De ingewanden van het Nederlands
De lettergreep [1]
Battus
‘Alle, maar dan ook alle verschijnselen van onze taal zijn even belangrijk. Alle manieren om die taal te onderzoeken zijn gewettigd’, vindt Battus. In zijn nieuwe serie ‘De ingewanden van het Nederlands’ zal hij ingaan op simpele Opperlandse taalvragen waarop neerlandici het antwoord schuldig blijven. In de eerste aflevering: de lettergreep.
Onze taal is een van de rijkste van de wereld. Acht eeuwen van geschreven vormen, het grootste woordenboek van de wereld, tienduizenden anderstaligen die het leren, denkers en dichters zoals geen ander taalgebied ze kent. Toch lees je over het Nederlands altijd depressieve verhalen. Elke ontwikkeling wordt als verloedering gezien. Overal worden gevaren gevreesd. Iedereen wil vaste regels, terwijl de scheppende vrijheid de grootste vreugde van een taal is.
Onze taal is al eeuwen voorwerp van onderzoek. Maar dat gebeurt altijd met een beperkt doel. De taalbeschrijving gebeurt ten eerste om de taal te leren aan kinderen en aan anderstaligen - de Algemene Nederlandse Spraakkunst (1984, tweede druk 1997) vormt hiervan het voorlopige hoogtepunt. De taalbeschrijving gebeurt ten tweede in het kader van de algemene taalwetenschap - Nederlandse linguïsten horen tot de beste van de wereld en er komt dus weleens een Nederlands verschijnsel ter sprake. Ik heb, ten derde, in Opperlandse Taal- en Letterkunde (1981), een meer frivole kijk gekozen, waarbij het om het extreme, curieuze, speelse gaat.

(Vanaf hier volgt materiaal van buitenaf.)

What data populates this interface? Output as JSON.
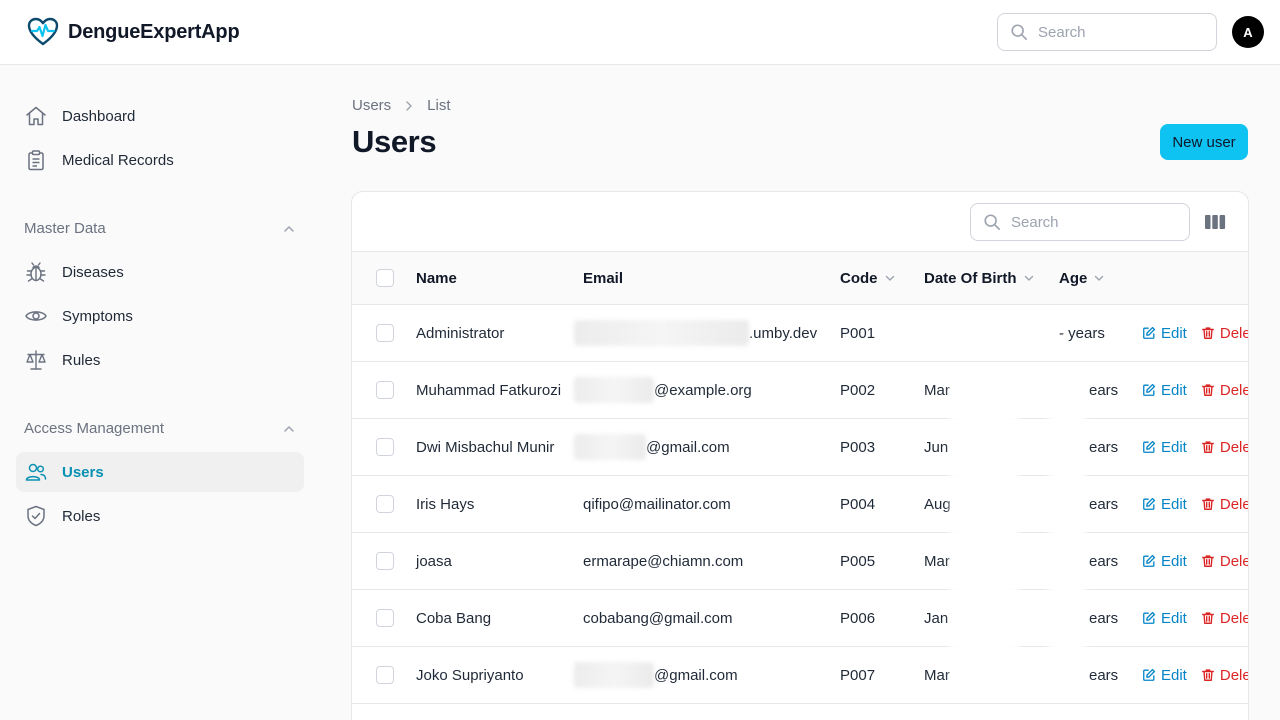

Die drie benaderingen - en er zijn er meer - zijn allemaal oppervlakkig. Ze lijken ook vijandig aan elkaar te zijn. Ik zou een studie naar Nederlandse taal willen bepleiten die niet van een vooraf opgegeven nut uitgaat. Het menselijk lichaam wordt voornamelijk onderzocht in het kader van de medische studie, om zieken te genezen, en daarnaast in het kader van sport en acrobatiek om bijzondere prestaties te leveren. Maar het menselijk lichaam moet om zichzelfs wille grondig onderzocht, beschreven en bejubeld worden. En de Nederlandse taal evenzeer.
Alle, maar dan ook alle verschijnselen van onze taal zijn even belangrijk. Alle manieren om die taal te onderzoeken zijn gewettigd. Ook resultaten die van geen enkel nut lijken voor het onderwijs of voor de algemene taalwetenschap zoals wij die kennen, zijn interessant. In die geest zal ik een aantal artikelen wijden aan geheimen van het Nederlands, waarbij ik vaak kan uitgaan van simpele vragen waarop de neerlandici het antwoord schuldig blijven. Is er een woord van drie lettergrepen, elk van zeven letters? Zijn er woorden waarin elke letter twee keer voorkomt? Begint in een tekst een woord vaker of juist minder vaak dan verwacht met dezelfde letter als waarmee het vorige woord eindigde? Wanneer zal de laatste slot-n van een meervoud hoorbaar zijn? Wat richten Nederlandse woorden als boer en stijl in de wereld aan?
De lettergreep is een taalkundig stiefkind. Hoewel hij van belang is voor de spraak, de poëzie, de grammatica en de typografie, lees je er zelden een goede definitie van. Die is ook in elk van die gebieden verschillend, maar in het Nederlands vallen ze gelukkig vaak samen. Wie luidkeels avonduur en avontuur wil uitschreeuwen, roept na á- de eerste keer vond- en de tweede keer von-. Wie dicht, zal misschien wel de korting aânduur aandurven voor avonduur maar terugschrikken voor aântuur voor avontuur. Wie een regel afbreekt, zal een streepje plaatsen tussen avond en uur, maar niet tussen a en vonduur.
De lettergreep staat tot het woord als de enkelvoudige zin tot de samengestelde zin. Wie in een samengestelde zin het aantal vervoegde werkwoorden telt, weet uit hoeveel enkelvoudige zinnen hij is opgebouwd. Wie in een woord het aantal klinkers telt, weet uit hoeveel lettergrepen het is opgebouwd. Een enkelvoudige zin bevat één werkwoord(sgroep), een lettergreep één klinker(groep). Hoogst zeldzaam zijn de gevallen waar de ontbinding in zinnen of lettergrepen niet eenduidig is. Ik geef van elk een voorbeeld: ‘Ze zagen koei- en en paarden’; deze zin kan twee werkwoorden bevatten of één. En: dijkramp kan kramp in de dij en een ramp met een dijk zijn.